In 1704 he was made librarian of the Biblioteca Apostolica Vaticana and archivist of the Archivio Segreto Vaticano. He died in 1730 and is buried at Sant'Agnese in Agone.

==Patronage==

He was in the first rank of Rome's cultural and artistic life in the 17th and 18th centuries, as demonstrated by his belonging to the prestigious accademia dell'Arcadia, under the pseudonym Fenicio Larisseo. He formed the major collection of Flemish paintings in the Galleria Doria Pamphilj, whose interior (by Carlo Fontana) and chapel he had built.

He was particularly interested and skilled in music, not only writing several libretti himself for operas with music by (among others) Alessandro Scarlatti, but also gave hospitality and opportunity to several composers (such as Arcangelo Corelli, Giovanni Lorenzo Lulier, Alessandro Melani, Antonio Maria Bononcini and Carlo Francesco Cesarini, who all began their musical careers under his protection), funding publication and performances of their works. His patronage was also expressed during George Frideric Handel's stay in Rome, when he struck up a lasting friendship with the composer and began an interesting correspondence with him. Handel dedicated a series of cantatas to the cardinal, as well as the famous 1707 oratorio Il trionfo del Tempo e del Disinganno, with a libretto by the cardinal.

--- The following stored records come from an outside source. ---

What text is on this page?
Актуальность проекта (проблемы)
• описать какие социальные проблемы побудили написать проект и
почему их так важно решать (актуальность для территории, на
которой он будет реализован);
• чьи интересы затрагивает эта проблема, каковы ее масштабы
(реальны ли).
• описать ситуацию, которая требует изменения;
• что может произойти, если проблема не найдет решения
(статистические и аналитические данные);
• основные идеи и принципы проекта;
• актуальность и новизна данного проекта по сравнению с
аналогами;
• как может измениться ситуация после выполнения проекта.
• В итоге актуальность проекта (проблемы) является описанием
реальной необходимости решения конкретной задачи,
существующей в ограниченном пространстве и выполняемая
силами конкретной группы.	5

==Works: libretti and scores==
- S. Maria Maddalena de' Pazzi. Oratorio da cantarsi nel giorno della sua festa alla presenza dell'eminentiss. sig. card.le de' Medici. Tinassi, Rome, 1687.
- Conversione di S. M. Maddalena. Oratorio a tre voci da cantarsi nella chiesa de' padri della congregazione dell' oratorio di S. Filippo Neri di Firenze, music by Alessandro Scarlatti. Vangelisti, Florence, 1693.
- S. Francesca Romana. Oratorio a cinque voci da cantarsi nella chiesa de' padri della congregazione dell'oratorio di S. Filippo Neri di Firenze, music by Alessandro Melani. Vangelisti, Florence, 1693.
- Il sagrifizio di Abel. Oratorio a quattro voci da cantarsi nella chiesa de' padri della Congregazione dell'Oratorio di S. Filippo Neri di Firenze, music by Alessandro Melani. Vangelisti, Florence, 1693.
- S. Rosa di Viterbo del sacro ordine di S. Francesco. Oratorio a cinque voci da cantarsi nella chiesa de' padri della congregazione dell' oratorio di san Filippo Neri di Firenze, music by Alessandro Melani. Vangelisti, Florence, 1693.
- Il martirio di S. Vittoria. Oratorio a quattro voci da cantarsi nella chiesa de' padri della congregazione dell' oratorio di S. Filippo Neri di Firenze, music by Giovanni del Violone. Vangelisti, Florence, 1693.
- L' Ismaele soccorso dall' angelo. Oratorio a cinque voci da cantarsi nella venerabible compagnia dell' angiolo Raffaello detta la scala, music by Alessandro Scarlatti. Vangelisti, Florence, 1695.
- Il trionfo della grazia o vero La conversione di S.M. Maddalena oratorio a tre voci da cantarsi nel nobil collegio Tolomei di Siena, music by Alessandro Scarlatti. Miccioni, Florence, 1699.
- Santa Maria Maddalena de' Pazzi. Oratorio dedicato da' convittori del collegio Clementino alla madre suor Maria Grazia di S. Clemente carmelitana. Bernabo, Rome, 1705.
- Il trionfo della Vergine assunta in cielo. Oratorio a quattro voci da cantarsi nella venerabil compagnia della Purificazione di Maria Vergine e S. Zanobi detta di S. Marco, music by Alessandro Scarlatti. Vangelisti, Florence, 1706.
- Il trionfo del Tempo e del Disinganno, music by George Frideric Handel, Rome, summer 1707.
- Il trionfo della Grazia. Oratorio, music by Antonio Maria Bononcini. eredi Cosmeroviani, Vienna, 1707.
- Sedecia re di Gerusalemme. Oratorio per musica da cantarsi nelle stanze de' paggi d'onore di sua altezza reale dedicato da' medesimi al serenissimo gran duca. Borghigiani, Florence, 1707.
- Il figliol prodigo. Oratorio, music by Carlo Francesco Cesarini. Bernabo, Rome, 1708.
- Maria Maddalena de' pazzi. Oratorio a quattro voci fatta cantare da monsignor Sebastiano Pompilio Bonaventura vescovo di Montefiascone, e Corneto alla presenza delle reali maestà di Giacomo Terzo re della Gran Bretagna, e Maria Clementina Sobieschi di lui regia consorte, music by Alessandro Scarlatti. Seminario, Montefiascone, 1719.